Happy birthday Your Majesty! As children in Ontario, we used to set off fireworks to celebrate your birthday. It was a joyous occasion. It was wonderful to know that the sun never set on your empire. We were all British subjects. You were the image of our strength. You were a moral compass. We all got passing grades in our loyalty.

But times have changed lady! You have been dead for some 113 years. The children that you spawned to repopulate the palaces of Europe are long gone. Your great-great granddaughter, Elizabeth II is fast coming up on your length of service to your people as one of the few reigning monarchs left in the world. When she joins you in history, there are no bets on where the English royals are headed.

Elizabeth II has certainly done a fine job on shoring up the monarchy but her own son, the Prince of Wales is one of the stumbling blocks. There is just no respect for a man who was provided with a story-book princess. She gave him a couple of nice kids but he was too busy boffing an old flame. The demise of the princess almost turned into a public relations disaster for the Brit royalty.

So how do we honour you Victoria? What is appropriate in Canada to recognize the sovereign who was the midwife of our Confederation? In a few more years, Canada will celebrate 150 years. It is way past time to release us from your apron strings. Canada has proved its loyalty in the blood of wars and support in times of need. We should, in your honour, write a new constitution for this country, this Canada.

Canada has surpassed its origins. We have welcomed the peoples of the world. We are not just English or French anymore.

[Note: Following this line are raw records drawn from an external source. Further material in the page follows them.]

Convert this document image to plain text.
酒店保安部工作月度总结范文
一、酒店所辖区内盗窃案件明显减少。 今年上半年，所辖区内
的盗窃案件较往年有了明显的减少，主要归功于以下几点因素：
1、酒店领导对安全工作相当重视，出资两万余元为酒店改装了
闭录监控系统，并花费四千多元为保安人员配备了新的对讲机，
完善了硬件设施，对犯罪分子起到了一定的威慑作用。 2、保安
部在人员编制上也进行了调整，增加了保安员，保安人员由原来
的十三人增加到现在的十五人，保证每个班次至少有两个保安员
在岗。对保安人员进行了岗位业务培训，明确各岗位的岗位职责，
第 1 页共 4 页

We are all languages, all races, all religions and our perspective is of peace and hope and progress and compassion. Sorry Madam but a country such as this must stand on its own.

And it is also past time when we need to recognize our needs as a country. We tried to import your Parliament of Westminster to this new land and failed. We have the weaknesses in our parliamentary structure that Oliver Cromwell noted hundreds of years ago. We have been unable to patch them with the customs evolved over time as has Westminster. Our version of a House of Lords is a sham. Outdated, misused and misunderstood, the Canadian Senate has failed. It needs modern thinking.

Canadians pride themselves on their democracy. Yet we need checks and balances to the power of our Prime Minister’s Office. We need to distance our court and administrative agency appointments from politics of the day. We have much to rethink. And even if we reason that the time is long past for a royal head of state, in Ontario at least, we will be sure to keep our Victoria Day long weekend holiday.